Cost and Maintenance of Riding an Ebike
When discussing the cost of an electric bike, it’s important to consider the cost of maintenance as well. In short, an electric bike doesn’t cost much more to maintain than a regular bicycle.
Regular maintenance costs and procedures that apply to all bikes include replacing the tires when worn out, replacing brake pads, replacing drivetrain parts, and servicing the bearings. Depending on how much you ride, you’ll need to replace some of these components once a year and others once every few years.
The battery is an additional cost on ebikes, due to the fact that it loses its capacity over time. Most ebike batteries can last anywhere between 5-7 years (or 500-1000 charge cycles), depending on how much you ride. A replacement battery typically costs between $500 and $1,000 (depending on the brand and size), which averages to around $100 a year.
- Read more: How Long Does an E-Bike Battery Last?
Risks of Riding an Ebike
Electric bikes come with a few risks that potential new owners should be aware of, the three most important of which are increased speed, increased stopping distance, and ebike battery fires.
Firstly, electric bikes are able to reach and maintain higher speeds than regular bikes. Class 3 electric bikes, also known as speed pedelecs, can maintain speeds of up to 28 mph (45 km/h), which are speeds that a peloton rides at during the Tour de France. This means that a potentially inexperienced rider can now cruise at dangerous speeds that they are not used to. That’s why you need to be cautious when riding an ebike, especially in dense city traffic, and preferably ride defensively.

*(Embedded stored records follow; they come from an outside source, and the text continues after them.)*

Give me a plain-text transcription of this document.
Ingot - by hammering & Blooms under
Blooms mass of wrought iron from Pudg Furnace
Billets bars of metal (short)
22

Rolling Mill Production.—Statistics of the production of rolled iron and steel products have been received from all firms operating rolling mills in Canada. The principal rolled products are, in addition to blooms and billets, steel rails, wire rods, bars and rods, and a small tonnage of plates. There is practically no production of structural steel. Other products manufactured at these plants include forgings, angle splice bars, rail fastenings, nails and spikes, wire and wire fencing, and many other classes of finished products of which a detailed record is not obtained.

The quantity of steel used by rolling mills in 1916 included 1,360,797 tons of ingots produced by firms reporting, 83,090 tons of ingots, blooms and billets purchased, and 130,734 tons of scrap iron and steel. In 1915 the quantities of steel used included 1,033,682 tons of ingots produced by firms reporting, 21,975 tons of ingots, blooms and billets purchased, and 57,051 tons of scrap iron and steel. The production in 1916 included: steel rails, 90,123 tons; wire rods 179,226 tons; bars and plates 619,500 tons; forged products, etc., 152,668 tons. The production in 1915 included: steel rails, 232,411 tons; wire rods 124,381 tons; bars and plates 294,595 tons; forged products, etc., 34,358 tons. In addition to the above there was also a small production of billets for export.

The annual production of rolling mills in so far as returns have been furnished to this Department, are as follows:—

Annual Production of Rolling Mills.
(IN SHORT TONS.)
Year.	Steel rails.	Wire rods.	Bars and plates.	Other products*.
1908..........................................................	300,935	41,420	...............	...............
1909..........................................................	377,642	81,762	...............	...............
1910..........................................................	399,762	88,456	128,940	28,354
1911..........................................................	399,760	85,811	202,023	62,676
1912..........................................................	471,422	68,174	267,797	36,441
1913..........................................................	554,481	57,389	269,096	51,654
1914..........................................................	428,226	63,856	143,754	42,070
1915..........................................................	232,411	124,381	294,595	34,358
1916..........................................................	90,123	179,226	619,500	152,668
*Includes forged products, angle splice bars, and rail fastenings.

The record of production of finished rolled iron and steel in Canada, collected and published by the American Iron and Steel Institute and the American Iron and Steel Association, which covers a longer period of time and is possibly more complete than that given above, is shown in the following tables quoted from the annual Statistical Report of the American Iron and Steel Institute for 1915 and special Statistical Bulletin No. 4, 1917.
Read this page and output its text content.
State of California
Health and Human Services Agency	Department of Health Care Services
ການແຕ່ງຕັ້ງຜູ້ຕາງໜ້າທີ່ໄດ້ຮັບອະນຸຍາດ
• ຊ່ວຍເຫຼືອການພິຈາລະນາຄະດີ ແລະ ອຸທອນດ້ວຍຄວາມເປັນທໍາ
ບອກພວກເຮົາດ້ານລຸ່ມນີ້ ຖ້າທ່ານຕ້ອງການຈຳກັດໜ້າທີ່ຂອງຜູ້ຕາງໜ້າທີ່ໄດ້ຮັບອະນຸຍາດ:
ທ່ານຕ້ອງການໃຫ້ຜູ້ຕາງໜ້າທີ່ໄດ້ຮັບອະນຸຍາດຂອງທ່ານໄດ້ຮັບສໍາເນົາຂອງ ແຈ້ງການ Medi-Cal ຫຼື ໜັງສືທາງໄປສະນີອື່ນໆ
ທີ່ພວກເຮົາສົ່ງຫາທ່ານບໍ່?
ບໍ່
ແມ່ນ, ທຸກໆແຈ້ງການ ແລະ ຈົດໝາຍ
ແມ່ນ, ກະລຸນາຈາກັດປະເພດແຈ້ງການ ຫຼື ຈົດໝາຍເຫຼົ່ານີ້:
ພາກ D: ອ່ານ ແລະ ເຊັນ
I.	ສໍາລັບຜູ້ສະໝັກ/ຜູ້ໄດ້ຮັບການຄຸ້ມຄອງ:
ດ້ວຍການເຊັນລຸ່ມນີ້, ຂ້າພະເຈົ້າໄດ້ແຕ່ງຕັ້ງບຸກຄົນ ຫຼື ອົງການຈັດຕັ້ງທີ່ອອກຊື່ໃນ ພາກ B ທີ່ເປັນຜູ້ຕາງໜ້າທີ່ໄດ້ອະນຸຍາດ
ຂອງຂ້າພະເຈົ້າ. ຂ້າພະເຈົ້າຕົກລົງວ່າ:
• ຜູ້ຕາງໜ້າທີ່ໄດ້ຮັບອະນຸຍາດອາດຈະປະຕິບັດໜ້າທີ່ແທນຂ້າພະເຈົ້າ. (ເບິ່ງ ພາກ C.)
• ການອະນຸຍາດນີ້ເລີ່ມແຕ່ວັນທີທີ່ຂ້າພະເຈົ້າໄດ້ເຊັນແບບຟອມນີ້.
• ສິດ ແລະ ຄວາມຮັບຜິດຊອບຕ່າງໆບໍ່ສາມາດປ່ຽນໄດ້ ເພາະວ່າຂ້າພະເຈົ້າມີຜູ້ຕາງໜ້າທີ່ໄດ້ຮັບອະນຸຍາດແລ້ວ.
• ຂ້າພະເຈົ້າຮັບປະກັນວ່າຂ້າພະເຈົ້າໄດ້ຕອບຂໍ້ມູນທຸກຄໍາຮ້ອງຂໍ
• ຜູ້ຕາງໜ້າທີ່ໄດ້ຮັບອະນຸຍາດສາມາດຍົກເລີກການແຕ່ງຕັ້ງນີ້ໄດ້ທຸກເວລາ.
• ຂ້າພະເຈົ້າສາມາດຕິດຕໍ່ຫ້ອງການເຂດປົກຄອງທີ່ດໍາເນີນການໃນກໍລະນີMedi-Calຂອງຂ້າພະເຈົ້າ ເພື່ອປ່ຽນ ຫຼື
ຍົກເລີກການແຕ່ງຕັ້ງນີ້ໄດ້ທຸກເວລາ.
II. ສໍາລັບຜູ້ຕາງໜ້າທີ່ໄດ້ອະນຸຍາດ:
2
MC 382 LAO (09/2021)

Next, the weight of electric bikes is typically much higher compared to regular bikes (up to 2x or 3x), which in addition to the increased speed prolongs the stopping distance. That’s why most electric bikes come with powerful disc brakes. When stopping with a fast-going electric bike, especially one that comes with weaker mechanical disc brakes instead of hydraulic, make sure to give yourself enough time and space to come to a stop safely. Keep your distance from other vehicles and, again, ride defensively.
Despite ebike’s benefits, riders must consider risks like increased speed, longer stopping distances, and potential battery fires.
Finally, electric bike batteries are becoming notorious for catching fire, which is something to be aware of. Ebike battery fires usually occur with low-quality replacement batteries that are not compatible with the system they are installed to. Therefore, when replacing the battery, make sure to get one that is compatible with your ebike, preferably directly from the manufacturer. Also, never leave your ebike unattended when charging and never charge it in a place that would block your escape path in case a fire occurs.
As you can see, ebikes, with their electric motors and rechargeable batteries, offer a seamless blend of conventional cycling and power-assisted riding, perfect for navigating urban environments, climbing hills, or covering longer distances.
Their popularity stems from their adaptability to individual fitness levels, the variety of models catering to different uses, and their eco-friendly nature.
Essential features such as motor type, battery capacity, range, and pedal-assistance modes define the riding experience, making ebikes highly customizable.
Ebikes, blending conventional cycling with power-assisted riding, offer an enticing, customizable, and eco-friendly alternative to traditional modes of transportation.
Although there are some risks and maintenance costs, the benefits of using an ebike significantly outweigh the downsides.
As we move towards a more sustainable future, ebikes present an enticing alternative to traditional modes of transportation.